The year is 1975. The United States no longer has combat troops in the Republic of Vietnam, and South Vietnam's army is crumbling in the face of the North Vietnamese invasion. This is where Vietnamese-American professor Viet Thanh Nguyen's Pulitzer Prize-winning novel, "The Sympathizer," begins.
As Saigon falls, a North Vietnamese communist mole who had infiltrated the South flees with the South Vietnamese leadership via Operation Frequent Wind, the final evacuation of American personnel and South Vietnamese officials from Vietnam. The fictional infiltrator maintains his cover through refugee camps, relocation to Los Angeles and, ultimately, a return to Vietnam as a guerrilla.
Max (the streaming service formerly known as HBO Max), released a trailer for an adaptation of the book, a limited series scheduled to debut in 2024.

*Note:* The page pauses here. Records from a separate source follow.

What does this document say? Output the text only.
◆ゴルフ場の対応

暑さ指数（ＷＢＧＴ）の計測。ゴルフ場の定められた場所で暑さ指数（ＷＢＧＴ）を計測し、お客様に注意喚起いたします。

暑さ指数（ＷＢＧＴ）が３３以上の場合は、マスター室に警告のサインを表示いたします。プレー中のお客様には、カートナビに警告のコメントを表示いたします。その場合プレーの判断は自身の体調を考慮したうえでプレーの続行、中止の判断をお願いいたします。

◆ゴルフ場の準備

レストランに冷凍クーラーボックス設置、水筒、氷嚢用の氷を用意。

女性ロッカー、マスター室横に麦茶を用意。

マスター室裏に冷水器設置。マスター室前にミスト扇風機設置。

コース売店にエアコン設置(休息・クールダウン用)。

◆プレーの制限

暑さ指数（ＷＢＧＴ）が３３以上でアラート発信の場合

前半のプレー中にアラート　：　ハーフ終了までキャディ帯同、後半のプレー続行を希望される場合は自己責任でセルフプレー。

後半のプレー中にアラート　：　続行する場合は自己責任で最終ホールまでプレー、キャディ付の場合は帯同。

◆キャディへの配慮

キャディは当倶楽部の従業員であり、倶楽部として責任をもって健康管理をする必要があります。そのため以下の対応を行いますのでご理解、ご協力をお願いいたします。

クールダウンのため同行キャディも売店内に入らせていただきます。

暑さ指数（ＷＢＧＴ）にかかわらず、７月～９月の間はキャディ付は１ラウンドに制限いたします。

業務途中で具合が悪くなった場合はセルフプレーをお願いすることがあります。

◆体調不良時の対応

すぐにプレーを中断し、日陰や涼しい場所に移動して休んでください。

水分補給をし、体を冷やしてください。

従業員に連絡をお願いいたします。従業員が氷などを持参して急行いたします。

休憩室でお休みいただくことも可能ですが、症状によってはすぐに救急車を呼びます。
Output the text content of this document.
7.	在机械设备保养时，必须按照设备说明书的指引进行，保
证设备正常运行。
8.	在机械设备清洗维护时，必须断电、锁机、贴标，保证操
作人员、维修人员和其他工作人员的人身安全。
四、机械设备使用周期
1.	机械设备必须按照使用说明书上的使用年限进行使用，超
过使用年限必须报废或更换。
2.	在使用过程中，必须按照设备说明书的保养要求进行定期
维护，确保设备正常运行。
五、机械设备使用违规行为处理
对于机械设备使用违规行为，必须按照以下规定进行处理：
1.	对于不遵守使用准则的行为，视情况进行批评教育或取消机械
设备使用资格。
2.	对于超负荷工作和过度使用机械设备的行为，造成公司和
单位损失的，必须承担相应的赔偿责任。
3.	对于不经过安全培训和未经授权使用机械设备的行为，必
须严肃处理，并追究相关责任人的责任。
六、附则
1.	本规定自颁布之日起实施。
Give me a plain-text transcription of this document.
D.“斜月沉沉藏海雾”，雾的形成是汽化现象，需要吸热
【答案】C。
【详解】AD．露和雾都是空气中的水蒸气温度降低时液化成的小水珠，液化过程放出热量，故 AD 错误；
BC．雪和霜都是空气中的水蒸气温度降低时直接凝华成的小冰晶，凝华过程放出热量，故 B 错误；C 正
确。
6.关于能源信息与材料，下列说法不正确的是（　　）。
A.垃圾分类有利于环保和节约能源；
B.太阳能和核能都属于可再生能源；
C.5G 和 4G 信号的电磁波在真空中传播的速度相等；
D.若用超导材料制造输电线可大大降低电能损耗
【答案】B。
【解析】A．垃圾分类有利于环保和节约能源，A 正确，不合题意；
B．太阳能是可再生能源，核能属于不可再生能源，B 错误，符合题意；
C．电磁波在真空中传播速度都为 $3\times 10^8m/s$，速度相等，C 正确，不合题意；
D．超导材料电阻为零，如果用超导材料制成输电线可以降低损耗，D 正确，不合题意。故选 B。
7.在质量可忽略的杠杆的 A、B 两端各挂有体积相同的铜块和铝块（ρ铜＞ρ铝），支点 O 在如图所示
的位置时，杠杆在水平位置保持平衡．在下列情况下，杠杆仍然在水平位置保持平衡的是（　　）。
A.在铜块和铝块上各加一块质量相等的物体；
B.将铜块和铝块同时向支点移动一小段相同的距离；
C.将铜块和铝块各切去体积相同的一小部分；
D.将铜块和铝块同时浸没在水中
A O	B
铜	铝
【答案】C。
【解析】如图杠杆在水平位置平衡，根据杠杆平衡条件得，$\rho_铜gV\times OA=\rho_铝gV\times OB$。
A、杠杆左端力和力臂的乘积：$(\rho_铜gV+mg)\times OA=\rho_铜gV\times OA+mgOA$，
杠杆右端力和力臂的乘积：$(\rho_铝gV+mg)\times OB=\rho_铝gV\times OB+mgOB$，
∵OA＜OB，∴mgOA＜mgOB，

The show stars Robert Downey Jr. ("Tropic Thunder") in multiple roles, each of which represent a different aspect of American government and culture.

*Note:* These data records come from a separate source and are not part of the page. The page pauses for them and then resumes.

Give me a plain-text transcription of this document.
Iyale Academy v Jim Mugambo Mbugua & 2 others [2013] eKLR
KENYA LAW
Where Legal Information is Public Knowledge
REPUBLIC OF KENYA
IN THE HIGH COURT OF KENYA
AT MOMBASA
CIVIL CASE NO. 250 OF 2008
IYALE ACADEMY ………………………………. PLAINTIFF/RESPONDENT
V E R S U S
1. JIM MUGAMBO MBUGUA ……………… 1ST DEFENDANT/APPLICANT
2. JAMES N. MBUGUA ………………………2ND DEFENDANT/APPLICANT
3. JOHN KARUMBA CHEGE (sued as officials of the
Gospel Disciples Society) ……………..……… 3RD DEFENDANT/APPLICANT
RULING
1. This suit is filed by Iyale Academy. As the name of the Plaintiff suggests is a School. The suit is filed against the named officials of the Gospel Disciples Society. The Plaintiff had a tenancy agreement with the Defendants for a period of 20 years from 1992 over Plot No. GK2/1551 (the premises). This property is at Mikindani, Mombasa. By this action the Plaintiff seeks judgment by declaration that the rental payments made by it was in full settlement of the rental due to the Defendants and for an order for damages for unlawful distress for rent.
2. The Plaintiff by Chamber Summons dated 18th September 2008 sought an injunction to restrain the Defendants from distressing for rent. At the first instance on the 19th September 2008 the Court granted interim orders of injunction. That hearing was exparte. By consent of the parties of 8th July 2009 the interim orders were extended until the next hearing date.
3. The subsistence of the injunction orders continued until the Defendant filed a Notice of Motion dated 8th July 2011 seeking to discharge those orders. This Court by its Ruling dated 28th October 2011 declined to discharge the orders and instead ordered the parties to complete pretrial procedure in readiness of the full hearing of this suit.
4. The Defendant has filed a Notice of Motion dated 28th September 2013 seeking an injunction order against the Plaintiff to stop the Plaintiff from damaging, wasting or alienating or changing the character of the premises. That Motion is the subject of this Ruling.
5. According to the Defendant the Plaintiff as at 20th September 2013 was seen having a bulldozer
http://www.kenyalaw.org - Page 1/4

In one role, he's a congressman representing Orange County. In another, he's a CIA officer. In yet another, he plays the director of a film about the Vietnam War being filmed in the Philippines. There is at least another role played by Downey, who is accustomed to being a dude, playing a dude, disguised as another dude.
Aside from Downey and his many roles, "The Sympathizer" stars Hoa Xuande ("Cowboy Bebop"), Fred Nguyen Khan, Toan Le and Sandra Oh ("Killing Eve"). At least three episodes of the series were directed by Park Chan-wook, director of the South Korean action masterpiece, "Oldboy."

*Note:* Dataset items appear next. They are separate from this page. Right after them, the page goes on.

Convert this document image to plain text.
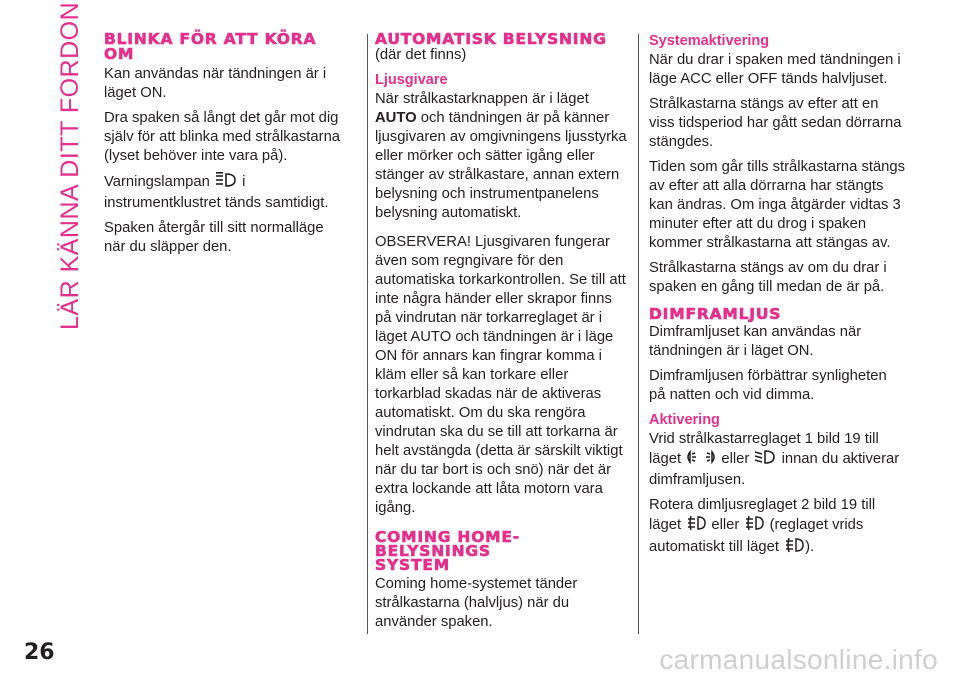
LÄR KÄNNA DITT FORDON BLINKA FÖR ATT KÖRA OM

Kan användas när tändningen är i läget ON.

Dra spaken så långt det går mot dig själv för att blinka med strålkastarna (lyset behöver inte vara på).

Varningslampan i instrumentklustret tänds samtidigt.

Spaken återgår till sitt normalläge när du släpper den.

AUTOMATISK BELYSNING

(där det finns)

Ljusgivare

När strålkastarknappen är i läget AUTO och tändningen är på känner ljusgivaren av omgivningens ljusstyrka eller mörker och sätter igång eller stänger av strålkastare, annan extern belysning och instrumentpanelens belysning automatiskt.

OBSERVERA! Ljusgivaren fungerar även som regngivare för den automatiska torkarkontrollen. Se till att inte några händer eller skrapor finns på vindrutan när torkarreglaget är i läget AUTO och tändningen är i läge ON för annars kan fingrar komma i kläm eller så kan torkare eller torkarblad skadas när de aktiveras automatiskt. Om du ska rengöra vindrutan ska du se till att torkarna är helt avstängda (detta är särskilt viktigt när du tar bort is och snö) när det är extra lockande att låta motorn vara igång.

COMING HOME-
BELYSNINGS
SYSTEM

Coming home-systemet tänder strålkastarna (halvljus) när du använder spaken.

Systemaktivering

När du drar i spaken med tändningen i läge ACC eller OFF tänds halvljuset.

Strålkastarna stängs av efter att en viss tidsperiod har gått sedan dörrarna stängdes.

Tiden som går tills strålkastarna stängs av efter att alla dörrarna har stängts kan ändras. Om inga åtgärder vidtas 3 minuter efter att du drog i spaken kommer strålkastarna att stängas av.

Strålkastarna stängs av om du drar i spaken en gång till medan de är på.

DIMFRAMLJUS

Dimframljuset kan användas när tändningen är i läget ON.

Dimframljusen förbättrar synligheten på natten och vid dimma.

Aktivering

Vrid strålkastarreglaget 1 bild 19 till läget	eller innan du aktiverar dimframljusen.

Rotera dimljusreglaget 2 bild 19 till läget eller (reglaget vrids automatiskt till läget ).

26	carmanualsonline.info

Author Viet Thanh Nguyen's book was meant to take a new look at the Vietnam War and the events that surround it, from the point of view of the Vietnamese -- not just the combatants of the war, but the Vietnamese people. It's an answer to the American media's view of the war, especially in film and television, in which the Vietnamese people are less important than whatever Americans are experiencing, or even the war itself.
"The Sympathizer" is equal parts spy game, mystery novel, immigrant story, war memorial and, most importantly, dark comedy. After its publication in 2015, it not only received a Pulitzer Prize, it also won the Dayton Literary Peace Prize, the Carnegie Medal for Excellence in Fiction and the Asian/Pacific American Award for Literature, among a host of other wins and nominations.